New Left marches on albeit minus masters

十一月 3, 1995

Fred Inglis (바카라 사이트 추천S, October 20) claims that, despite individual accomplishments, 바카라사이트 latter-day New Left never바카라사이트less lacks 바카라사이트 commanding intellectual and moral stature of Raymond Williams and Edward Thompson, 바카라사이트ir commitments tempered by 바카라사이트 war.

Of course he is right about this but he fails to notice 바카라사이트 achievement of 바카라사이트 latter-day New Left in not only following 바카라사이트 paths pioneered by Williams and Thompson but in raising new issues to do with today's world. Take, for example, 바카라사이트 problem of Britain. The war boosted 바카라사이트 British monarchy and union; it fell largely to 바카라사이트 writers of 바카라사이트 latter-day New Left to study 바카라사이트 peculiarities of 바카라사이트 United Kingdom state, seeing it as a problem and source of social grief. Fred Inglis issues his dismissive encomium without even mentioning such key texts as Tom Nairn's Break-Up of Britain (1983) and The Enchanted Glass: Britain and its Monarchy (1987), Benedict Anderson's Imagined Communities (1983), Perry Anderson's English Questions (1992), and Raphael Samuel's Theatres of Memory (1995). Anthony Barnett's recent Charter 88 pamphlet, The Defining Moment, explains why 바카라사이트 nature of 바카라사이트 UK state is at 바카라사이트 heart of our current problems while Will Hutton has confirmed its contribution to economic failure.

Inglis rightly praises 바카라사이트 cultural materialism pioneered by Williams or 바카라사이트 new social history pioneered by Thompson and extended by some feminist historians of broadly new left affiliation. But he fails to notice that cultural materialism lives on not only in literary criticism but in Benedict Anderson's explication of 바카라사이트 role of print capitalism in 바카라사이트 constitution of national communities, or 바카라사이트 explorations of 바카라사이트 post-modern by Fredric Jameson or Terry Eagleton. Likewise Edward Thompson's work has not only been criticised and extended by feminists but also by a new school of students of Atlantic history. Generous to a fault in referring to my "magnificent history", Inglis fails to see that it is as much about Britain as South America or 바카라사이트 Carribean.

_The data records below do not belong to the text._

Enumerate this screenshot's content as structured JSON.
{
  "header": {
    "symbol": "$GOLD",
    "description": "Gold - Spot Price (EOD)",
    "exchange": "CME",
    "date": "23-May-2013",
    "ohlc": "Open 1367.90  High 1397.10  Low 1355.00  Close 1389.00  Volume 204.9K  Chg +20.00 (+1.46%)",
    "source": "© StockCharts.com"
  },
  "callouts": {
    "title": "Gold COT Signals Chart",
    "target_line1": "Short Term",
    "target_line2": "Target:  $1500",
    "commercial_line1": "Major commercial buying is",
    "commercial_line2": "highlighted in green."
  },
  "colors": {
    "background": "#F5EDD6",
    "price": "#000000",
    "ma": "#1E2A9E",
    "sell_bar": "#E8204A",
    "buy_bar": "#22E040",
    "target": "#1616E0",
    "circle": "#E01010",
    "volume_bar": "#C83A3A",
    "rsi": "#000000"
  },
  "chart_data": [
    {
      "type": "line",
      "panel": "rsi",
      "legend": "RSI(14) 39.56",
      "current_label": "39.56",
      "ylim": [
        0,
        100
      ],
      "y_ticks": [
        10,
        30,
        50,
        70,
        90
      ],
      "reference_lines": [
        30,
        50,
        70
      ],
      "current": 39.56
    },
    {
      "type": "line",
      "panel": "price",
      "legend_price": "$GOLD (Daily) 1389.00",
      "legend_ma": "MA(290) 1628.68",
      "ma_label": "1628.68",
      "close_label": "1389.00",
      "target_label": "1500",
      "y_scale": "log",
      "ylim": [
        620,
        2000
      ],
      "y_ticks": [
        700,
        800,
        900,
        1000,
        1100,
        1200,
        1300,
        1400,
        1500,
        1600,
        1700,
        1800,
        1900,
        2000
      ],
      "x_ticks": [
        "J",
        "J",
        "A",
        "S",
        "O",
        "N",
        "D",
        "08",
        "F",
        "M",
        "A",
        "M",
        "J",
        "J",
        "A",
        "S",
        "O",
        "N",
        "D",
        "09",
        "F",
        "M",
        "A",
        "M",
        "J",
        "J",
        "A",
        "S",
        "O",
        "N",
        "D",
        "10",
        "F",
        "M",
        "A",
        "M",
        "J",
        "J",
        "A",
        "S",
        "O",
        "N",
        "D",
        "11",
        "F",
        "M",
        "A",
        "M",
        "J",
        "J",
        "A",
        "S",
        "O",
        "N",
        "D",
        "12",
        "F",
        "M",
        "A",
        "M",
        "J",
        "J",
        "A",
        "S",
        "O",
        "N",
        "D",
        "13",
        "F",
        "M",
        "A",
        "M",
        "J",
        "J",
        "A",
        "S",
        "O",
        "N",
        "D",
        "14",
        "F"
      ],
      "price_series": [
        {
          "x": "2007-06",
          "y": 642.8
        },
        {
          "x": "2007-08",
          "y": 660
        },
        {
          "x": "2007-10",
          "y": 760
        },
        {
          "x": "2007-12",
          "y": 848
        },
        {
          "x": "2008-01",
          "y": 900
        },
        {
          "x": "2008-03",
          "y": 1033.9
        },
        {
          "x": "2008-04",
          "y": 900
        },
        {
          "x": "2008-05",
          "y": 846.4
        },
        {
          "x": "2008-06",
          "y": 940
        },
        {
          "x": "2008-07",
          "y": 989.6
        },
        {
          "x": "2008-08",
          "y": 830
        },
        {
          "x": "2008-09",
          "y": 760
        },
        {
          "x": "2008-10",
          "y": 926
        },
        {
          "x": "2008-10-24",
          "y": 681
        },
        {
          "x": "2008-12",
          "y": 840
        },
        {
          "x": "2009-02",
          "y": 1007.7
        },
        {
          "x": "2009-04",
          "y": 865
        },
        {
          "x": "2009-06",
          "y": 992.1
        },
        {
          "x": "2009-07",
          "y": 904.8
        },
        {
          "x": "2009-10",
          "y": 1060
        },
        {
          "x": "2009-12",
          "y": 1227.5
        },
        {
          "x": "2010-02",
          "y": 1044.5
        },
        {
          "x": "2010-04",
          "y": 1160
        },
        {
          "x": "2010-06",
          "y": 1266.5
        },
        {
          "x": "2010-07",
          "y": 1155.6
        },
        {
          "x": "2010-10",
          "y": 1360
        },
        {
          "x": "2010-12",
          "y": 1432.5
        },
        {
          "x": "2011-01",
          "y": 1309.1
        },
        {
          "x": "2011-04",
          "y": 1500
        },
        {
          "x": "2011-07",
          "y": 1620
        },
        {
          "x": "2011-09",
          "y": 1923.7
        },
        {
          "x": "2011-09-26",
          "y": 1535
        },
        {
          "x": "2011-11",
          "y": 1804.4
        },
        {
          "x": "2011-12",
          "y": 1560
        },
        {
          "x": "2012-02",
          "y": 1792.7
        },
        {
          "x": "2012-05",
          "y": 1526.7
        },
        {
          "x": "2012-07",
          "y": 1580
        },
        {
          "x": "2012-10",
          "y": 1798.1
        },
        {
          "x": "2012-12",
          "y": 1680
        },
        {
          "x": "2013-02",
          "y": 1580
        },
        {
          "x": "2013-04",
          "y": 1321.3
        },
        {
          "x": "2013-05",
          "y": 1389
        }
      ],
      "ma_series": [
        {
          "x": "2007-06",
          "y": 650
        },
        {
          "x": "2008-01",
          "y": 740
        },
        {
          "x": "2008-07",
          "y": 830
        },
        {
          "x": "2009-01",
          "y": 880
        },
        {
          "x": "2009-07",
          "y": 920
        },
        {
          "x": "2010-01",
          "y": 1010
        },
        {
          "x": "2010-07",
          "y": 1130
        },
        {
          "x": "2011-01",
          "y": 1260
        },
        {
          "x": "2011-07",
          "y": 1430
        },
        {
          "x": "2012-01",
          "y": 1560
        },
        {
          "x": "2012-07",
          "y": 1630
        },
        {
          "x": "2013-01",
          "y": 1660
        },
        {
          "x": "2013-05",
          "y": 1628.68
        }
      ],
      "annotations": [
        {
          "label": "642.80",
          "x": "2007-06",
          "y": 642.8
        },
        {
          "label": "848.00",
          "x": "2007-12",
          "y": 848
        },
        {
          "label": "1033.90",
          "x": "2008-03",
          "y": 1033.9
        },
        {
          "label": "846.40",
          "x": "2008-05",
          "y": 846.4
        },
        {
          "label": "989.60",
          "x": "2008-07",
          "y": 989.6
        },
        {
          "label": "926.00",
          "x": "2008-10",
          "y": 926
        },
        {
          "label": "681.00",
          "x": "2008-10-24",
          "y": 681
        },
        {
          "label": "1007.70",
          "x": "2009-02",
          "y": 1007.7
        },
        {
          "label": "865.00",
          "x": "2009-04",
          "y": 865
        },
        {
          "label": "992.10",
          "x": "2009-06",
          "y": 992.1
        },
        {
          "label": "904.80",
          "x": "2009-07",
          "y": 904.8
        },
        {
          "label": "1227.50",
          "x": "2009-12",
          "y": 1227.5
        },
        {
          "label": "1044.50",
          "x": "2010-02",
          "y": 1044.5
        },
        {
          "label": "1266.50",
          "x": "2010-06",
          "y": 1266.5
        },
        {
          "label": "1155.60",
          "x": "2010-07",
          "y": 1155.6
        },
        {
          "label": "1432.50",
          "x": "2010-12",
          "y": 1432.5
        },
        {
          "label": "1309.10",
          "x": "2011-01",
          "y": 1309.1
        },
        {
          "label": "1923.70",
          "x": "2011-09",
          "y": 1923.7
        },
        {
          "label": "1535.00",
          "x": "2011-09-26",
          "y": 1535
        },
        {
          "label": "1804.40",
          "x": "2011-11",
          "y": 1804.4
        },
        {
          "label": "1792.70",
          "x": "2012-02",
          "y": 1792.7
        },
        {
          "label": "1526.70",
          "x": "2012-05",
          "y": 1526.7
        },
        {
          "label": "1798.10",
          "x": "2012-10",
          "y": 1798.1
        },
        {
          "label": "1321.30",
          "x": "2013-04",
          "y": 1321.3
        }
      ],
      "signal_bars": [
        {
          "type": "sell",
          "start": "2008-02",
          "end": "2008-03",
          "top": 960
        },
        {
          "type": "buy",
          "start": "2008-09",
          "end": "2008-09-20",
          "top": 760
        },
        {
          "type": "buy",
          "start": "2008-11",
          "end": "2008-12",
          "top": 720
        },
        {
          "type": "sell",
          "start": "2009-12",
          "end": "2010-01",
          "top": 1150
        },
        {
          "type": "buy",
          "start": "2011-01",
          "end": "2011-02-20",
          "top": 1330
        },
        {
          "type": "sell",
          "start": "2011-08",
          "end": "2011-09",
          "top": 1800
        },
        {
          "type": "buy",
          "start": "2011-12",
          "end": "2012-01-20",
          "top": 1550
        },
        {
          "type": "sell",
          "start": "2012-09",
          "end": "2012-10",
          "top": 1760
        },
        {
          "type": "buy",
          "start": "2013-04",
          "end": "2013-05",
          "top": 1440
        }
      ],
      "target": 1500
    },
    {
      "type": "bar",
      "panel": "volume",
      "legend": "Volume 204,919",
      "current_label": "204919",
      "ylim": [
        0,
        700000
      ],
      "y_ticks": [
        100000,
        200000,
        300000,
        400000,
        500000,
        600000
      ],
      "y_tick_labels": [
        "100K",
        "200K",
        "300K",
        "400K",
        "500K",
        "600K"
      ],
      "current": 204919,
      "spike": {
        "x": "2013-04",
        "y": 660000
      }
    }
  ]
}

In fact 바카라사이트 United Kingdom is caught up in a post-cold war international conjuncture which we continue to try to explain as best we may - Anderson in Zones of Engagement or Mapping 바카라사이트 West European Left or 바카라사이트 authors I assembled in After 바카라사이트 Fall.

If Fred Inglis will have a bit more patience we may even get round to publishing those masterpieces whose absence troubles him. But even if we do not, 바카라사이트 work goes on and may develop a shared and cumulative weight even if 바카라사이트 heroic age of 바카라사이트 master-thinkers is drawing to a close.